AYREONs „The Human Equation“, flötet das Engelchen auf der einen Schulter, ist gerade in der Live-Variante als „The Theater Equation“ das Nonplusultra: Das TRANS-SIBERIAN ORCHESTRA inszeniert „Operation: Mindcrime“ als Verbeugung vor URIAH HEEP und JETHRO TULL. Mehr Bombast, mehr Musikalität, mehr Intensität, mehr Emotion, mehr Drama gehen nicht.

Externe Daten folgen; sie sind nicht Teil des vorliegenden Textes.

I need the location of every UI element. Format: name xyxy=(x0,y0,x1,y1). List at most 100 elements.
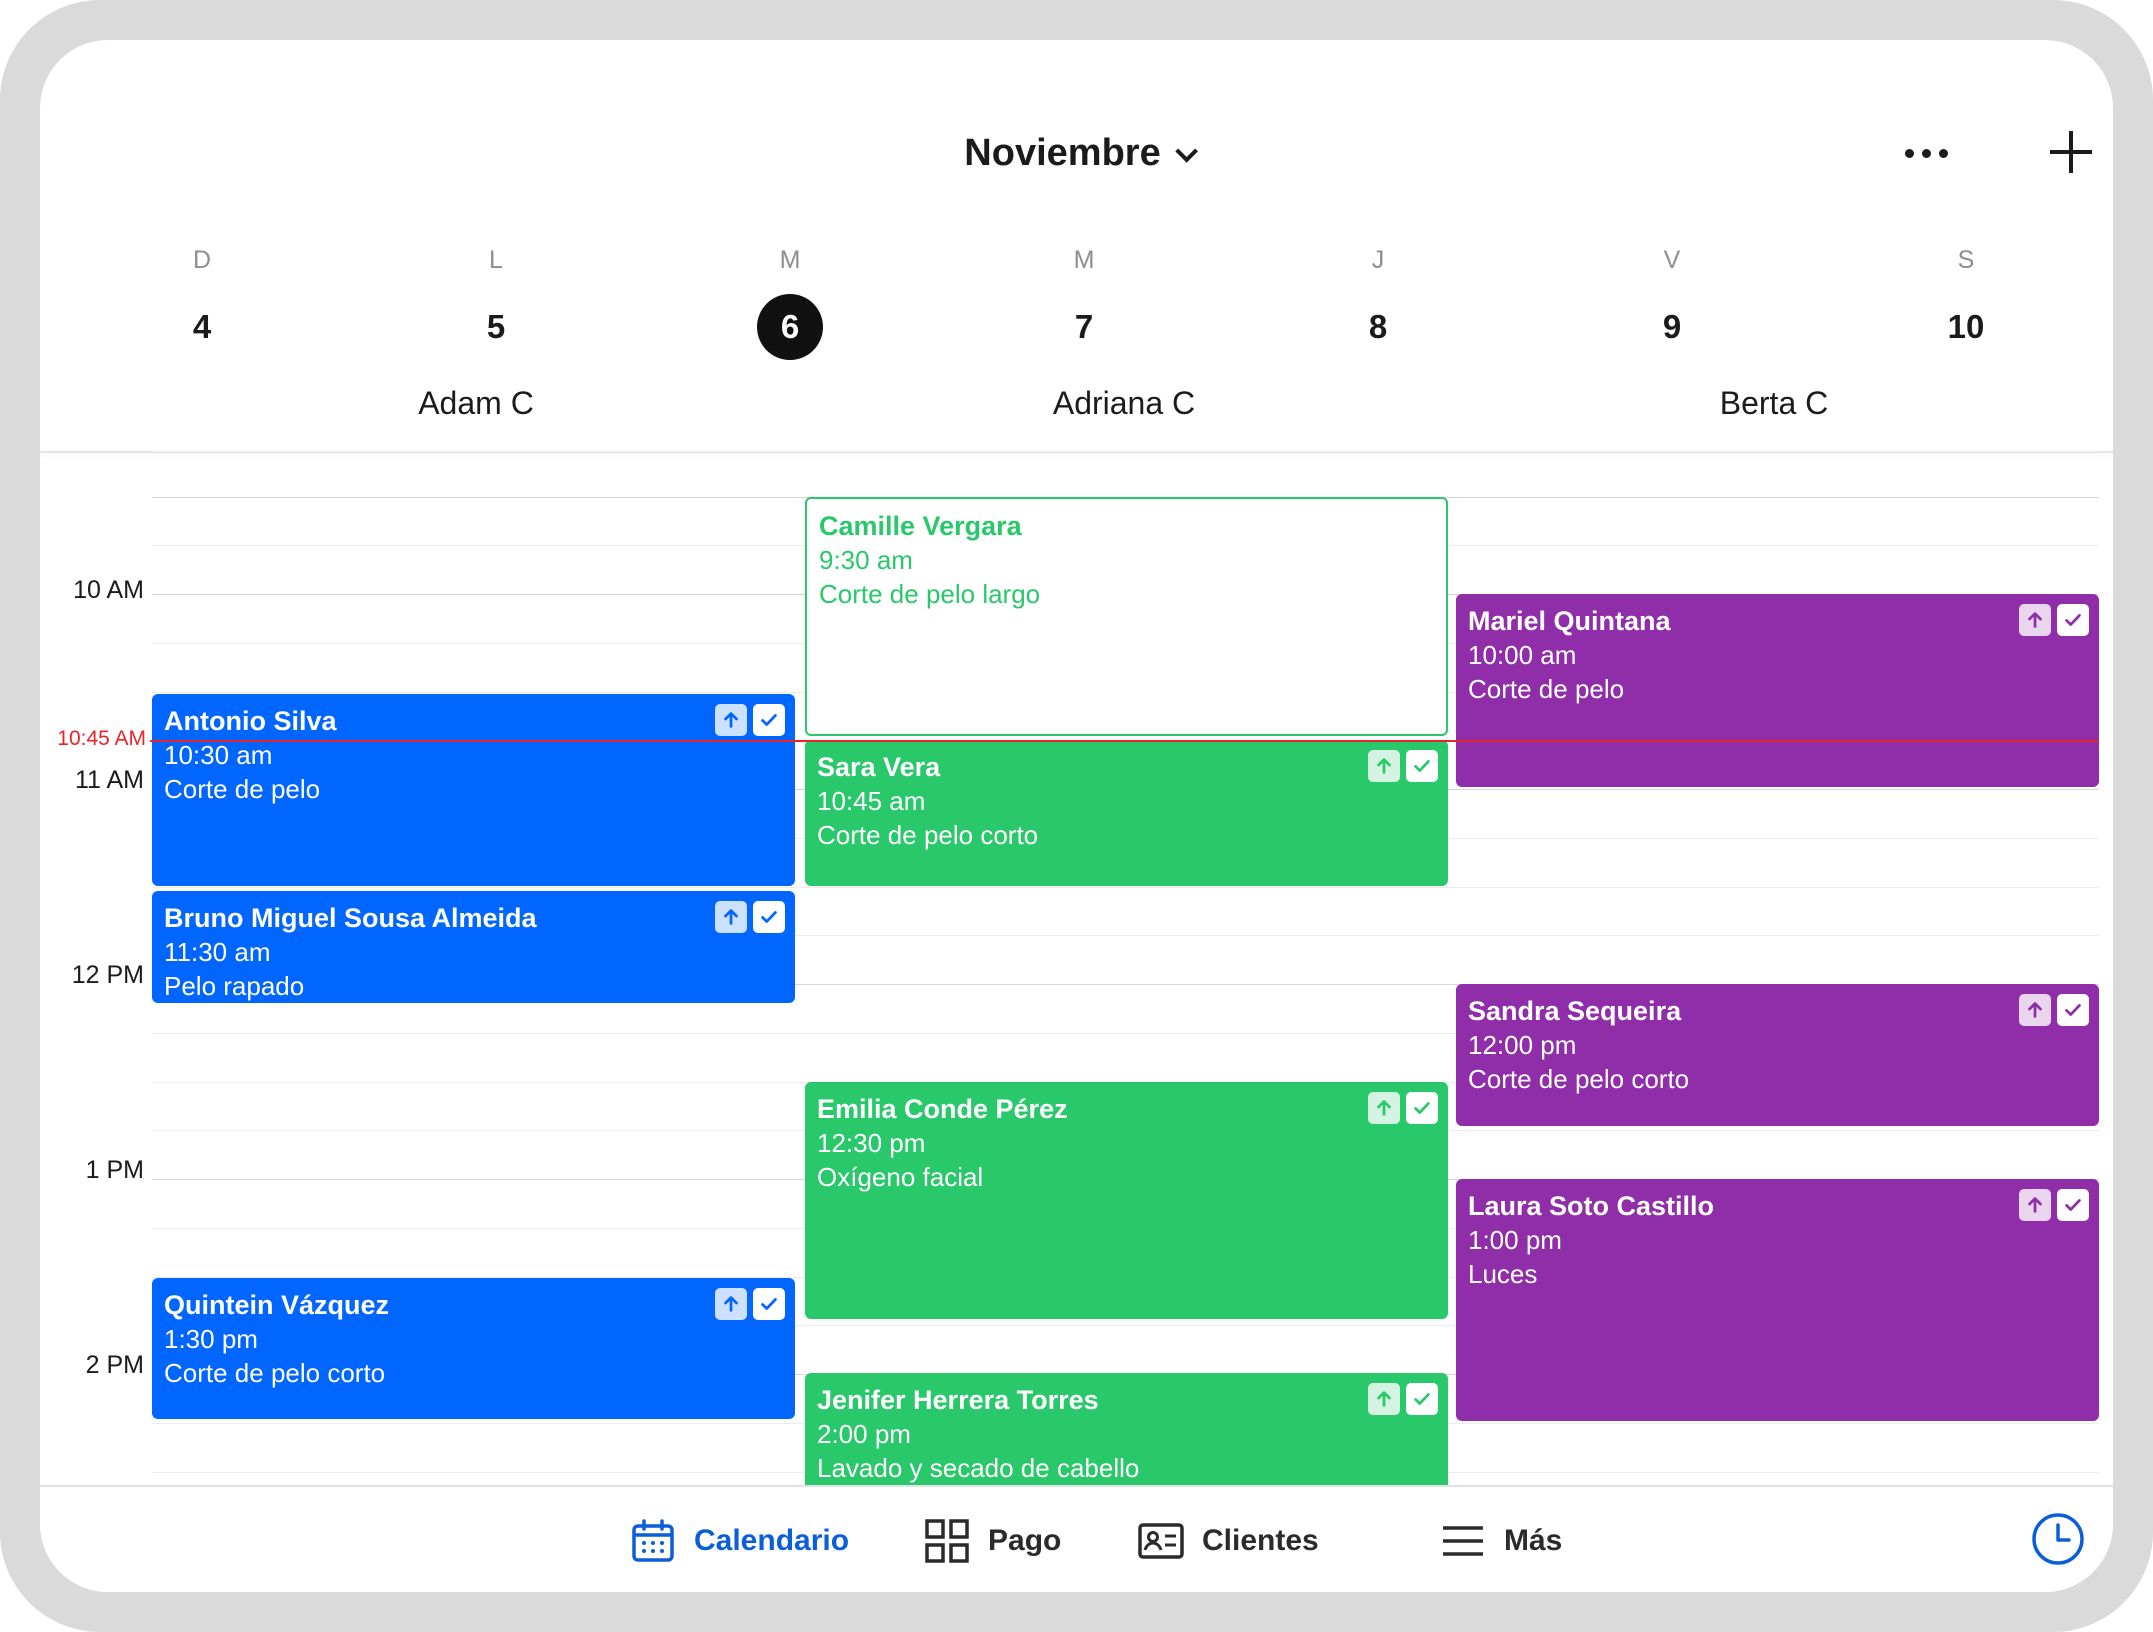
menu-icon xyxy=(1443,1526,1483,1556)
nav-label: Clientes xyxy=(1202,1524,1319,1557)
day-letter: D xyxy=(192,246,212,274)
current-time-line xyxy=(150,740,2099,742)
service-name: Luces xyxy=(1468,1259,1538,1289)
check-icon xyxy=(1406,1092,1438,1124)
staff-column-header[interactable]: Adriana C xyxy=(924,385,1324,422)
day-sat[interactable]: S 10 xyxy=(1906,240,2026,360)
check-icon xyxy=(753,1288,785,1320)
appointment-card[interactable]: Camille Vergara 9:30 am Corte de pelo la… xyxy=(805,497,1448,736)
day-mon[interactable]: L 5 xyxy=(436,240,556,360)
device-frame: Noviembre D 4 L 5 M 6 M 7 J 8 V 9 S 10 A… xyxy=(0,0,2153,1632)
arrow-up-icon xyxy=(2019,604,2051,636)
day-number: 9 xyxy=(1662,308,1682,345)
service-name: Corte de pelo corto xyxy=(1468,1064,1690,1094)
service-name: Lavado y secado de cabello xyxy=(817,1453,1140,1483)
arrow-up-icon xyxy=(1368,750,1400,782)
nav-mas[interactable]: Más xyxy=(1440,1515,1562,1567)
check-icon xyxy=(2057,1189,2089,1221)
arrow-up-icon xyxy=(2019,1189,2051,1221)
service-name: Oxígeno facial xyxy=(817,1162,984,1192)
appointment-time: 2:00 pm xyxy=(817,1419,911,1449)
arrow-up-icon xyxy=(715,1288,747,1320)
appointment-card[interactable]: Quintein Vázquez 1:30 pm Corte de pelo c… xyxy=(152,1278,795,1419)
appointment-card[interactable]: Jenifer Herrera Torres 2:00 pm Lavado y … xyxy=(805,1373,1448,1503)
day-number: 5 xyxy=(486,308,506,345)
appointment-time: 12:30 pm xyxy=(817,1128,926,1158)
appointment-card[interactable]: Antonio Silva 10:30 am Corte de pelo xyxy=(152,694,795,886)
day-fri[interactable]: V 9 xyxy=(1612,240,1732,360)
arrow-up-icon xyxy=(1368,1383,1400,1415)
day-number-selected: 6 xyxy=(757,294,823,360)
time-label: 12 PM xyxy=(71,961,144,989)
time-label: 2 PM xyxy=(85,1351,144,1379)
client-name: Laura Soto Castillo xyxy=(1468,1191,1715,1221)
arrow-up-icon xyxy=(715,901,747,933)
staff-column-header[interactable]: Berta C xyxy=(1574,385,1974,422)
bottom-navigation: Calendario Pago Clientes Más xyxy=(40,1485,2113,1592)
service-name: Corte de pelo corto xyxy=(817,820,1039,850)
appointment-time: 10:45 am xyxy=(817,786,926,816)
staff-column-header[interactable]: Adam C xyxy=(276,385,676,422)
service-name: Corte de pelo largo xyxy=(819,579,1041,609)
day-number: 4 xyxy=(192,308,212,345)
more-horizontal-icon xyxy=(1905,149,1914,158)
time-label: 10 AM xyxy=(73,576,144,604)
appointment-card[interactable]: Bruno Miguel Sousa Almeida 11:30 am Pelo… xyxy=(152,891,795,1003)
appointment-card[interactable]: Sandra Sequeira 12:00 pm Corte de pelo c… xyxy=(1456,984,2099,1126)
grid-line xyxy=(152,451,2099,452)
appointment-time: 12:00 pm xyxy=(1468,1030,1577,1060)
service-name: Pelo rapado xyxy=(164,971,305,1001)
client-name: Antonio Silva xyxy=(164,706,337,736)
appointment-time: 1:30 pm xyxy=(164,1324,258,1354)
chevron-down-icon xyxy=(1175,140,1198,163)
client-name: Emilia Conde Pérez xyxy=(817,1094,1068,1124)
day-number: 7 xyxy=(1074,308,1094,345)
nav-pago[interactable]: Pago xyxy=(924,1515,1061,1567)
more-horizontal-icon xyxy=(1939,149,1948,158)
add-appointment-button[interactable] xyxy=(2032,112,2112,192)
check-icon xyxy=(2057,994,2089,1026)
client-name: Mariel Quintana xyxy=(1468,606,1671,636)
app-screen: Noviembre D 4 L 5 M 6 M 7 J 8 V 9 S 10 A… xyxy=(40,40,2113,1592)
day-wed[interactable]: M 7 xyxy=(1024,240,1144,360)
day-thu[interactable]: J 8 xyxy=(1318,240,1438,360)
current-time-label: 10:45 AM xyxy=(57,727,146,750)
contact-card-icon xyxy=(1138,1523,1184,1559)
appointment-card[interactable]: Laura Soto Castillo 1:00 pm Luces xyxy=(1456,1179,2099,1421)
client-name: Bruno Miguel Sousa Almeida xyxy=(164,903,537,933)
time-label: 11 AM xyxy=(74,766,144,794)
nav-clientes[interactable]: Clientes xyxy=(1138,1515,1319,1567)
calendar-icon xyxy=(632,1519,674,1562)
month-selector[interactable]: Noviembre xyxy=(40,132,2113,175)
day-letter: M xyxy=(779,246,801,274)
nav-label: Pago xyxy=(988,1524,1062,1557)
appointment-card[interactable]: Sara Vera 10:45 am Corte de pelo corto xyxy=(805,740,1448,886)
day-letter: V xyxy=(1663,246,1681,274)
more-horizontal-icon xyxy=(1922,149,1931,158)
appointment-time: 10:30 am xyxy=(164,740,273,770)
client-name: Jenifer Herrera Torres xyxy=(817,1385,1099,1415)
service-name: Corte de pelo xyxy=(1468,674,1625,704)
month-label: Noviembre xyxy=(964,132,1161,174)
check-icon xyxy=(1406,750,1438,782)
grid-icon xyxy=(925,1519,969,1563)
grid-line xyxy=(152,887,2099,888)
arrow-up-icon xyxy=(2019,994,2051,1026)
nav-calendario[interactable]: Calendario xyxy=(630,1515,849,1567)
day-number: 10 xyxy=(1947,308,1985,345)
nav-label: Más xyxy=(1504,1524,1563,1557)
day-tue[interactable]: M 6 xyxy=(730,240,850,360)
more-options-button[interactable] xyxy=(1902,136,1982,176)
nav-label: Calendario xyxy=(694,1524,850,1557)
check-icon xyxy=(2057,604,2089,636)
day-sun[interactable]: D 4 xyxy=(142,240,262,360)
clock-icon[interactable] xyxy=(2030,1511,2086,1567)
check-icon xyxy=(1406,1383,1438,1415)
appointment-time: 11:30 am xyxy=(164,937,271,967)
appointment-card[interactable]: Emilia Conde Pérez 12:30 pm Oxígeno faci… xyxy=(805,1082,1448,1319)
day-letter: J xyxy=(1371,246,1385,274)
arrow-up-icon xyxy=(1368,1092,1400,1124)
client-name: Sandra Sequeira xyxy=(1468,996,1682,1026)
appointment-time: 9:30 am xyxy=(819,545,913,575)
appointment-card[interactable]: Mariel Quintana 10:00 am Corte de pelo xyxy=(1456,594,2099,787)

AYREONs „The Human Equation“, faucht das Teufelchen auf der anderen Schulter, ist erst recht in der Live-Variante als „The Theater Equation“ das Allerletzte: Andrew Lloyd Webber inszeniert ein AVANTASIA-Grusical als Verbeugung vor den DUBLINERS und David Garret. Mehr Kitsch, mehr Selbstüberschätzung, mehr heiße Luft, mehr Tralala gehen nicht.
Und die Wahrheit? Sitzt als Phantom in der Mitte.
„The Theater Equation“ bringt große Stimmen zusammen
Arjen Lucassen bringt seine Rock-Oper „The Human Equation“ zwölf Jahre nach deren Entstehung erstmals auf die Bühne. An vier aufeinander folgenden Tagen wird das Werk in Rotterdam aufgeführt. Die Shows sind rasant ausverkauft und das Spektakel wird nun in einem Mehrfach-BluRay-CD-Package und abgespeckten Versionen veröffentlicht. Das Doppelalbum ist für die Bühne neu arrangiert, AYREON resp. Lucassen bieten Streicher und Chor sowie einen Großteil der Originalstimmen der Studio-Version auf. Auf Grundlage der Story um einen verunglückten Protagonisten im Koma, dessen personifizierte Emotionen sich um die Deutung seines Lebens streiten, duellieren sich also neben anderen James LaBrie (DREAM THEATER) als das „Me“ der Hauptfigur, Devon Graves bzw. Buddy Lackey (PSYCHOTIC WALTZ, DEAD SOUL TRIBE) als „Agony“ und neuerdings Anneke van Giersbergen. Letztere ersetzt Mikael Akerfeldt (OPETH) als „Fear“. Und auch Devin Townsend („Rage“) ist nicht mehr am Start.
„The Theater Equation“ ergänzt seine Studio-Vorlage
Abseits der Besetzungs-Details und einhergehender vokalischer Änderungen weicht „The Theater Equation“ von seiner Studio-Vorlage nur in Nuancen ab. Der Chor bekommt seine Momente, es gibt geringfügige schauspielerische bzw. textliche Ergänzungen, das Publikum ist punktuell in seiner Euphorie vernehmbar.
Und das Auge? Das wird mit der „Theater Equation“ auch nicht beleidigt. Die Heldinnen und Helden, Mr. Graves zuvorderst, füllen die Bühne routiniert, die Requisite stimmt für eine Produktion dieses Budgets, die Kameraführung ist nicht hektisch.
Aber diese AYREON-Gleichung ist nicht endgültig zu lösen
Ein Hit heute wie damals ist das zum Ende explodierende „Loser“ und richtig gut sind AYREON immer dann, wenn sie zu ausufernden Orgel-Passagen irgendwo zwischen Hensley und Wakeman ansetzen. Aber ein Faible für Pathos bzw. Souveränität im Umgang mit männlichen wie weiblichen Nachtigallen braucht man insgesamt schon, um die gefühlt acht Stunden dauernde Aufführung am Stück durchzustehen. Und ein Herz für die Flöte.
Fazit: AYREON im Allgemeinen und „The Human Equation“ als deren vermeintliches oder tatsächliches Magnum Opus können nur geliebt oder gehasst werden. Entweder prinzipiell oder kontextabhängig. Bei mir ist tatsächlich mal HELLHAMMER noch nicht Teufel genug, mitunter aber auch die „Streets“-Inkarnation von SAVATAGE noch lange nicht genug Engel.
P.S.: 4/10 + 10/10 : 2 = 7/10. Aber eigentlich kann nicht jede Gleichung punktgenau gelöst werden.
ayreon sollte man eigentlich lieben, denn arjen ist ein musikalisches genie, ganz egal ob er nun mit ayreon, ambeon, stream of passion, the gentle storm oder einem seiner anderen projekte musik macht … magie pur.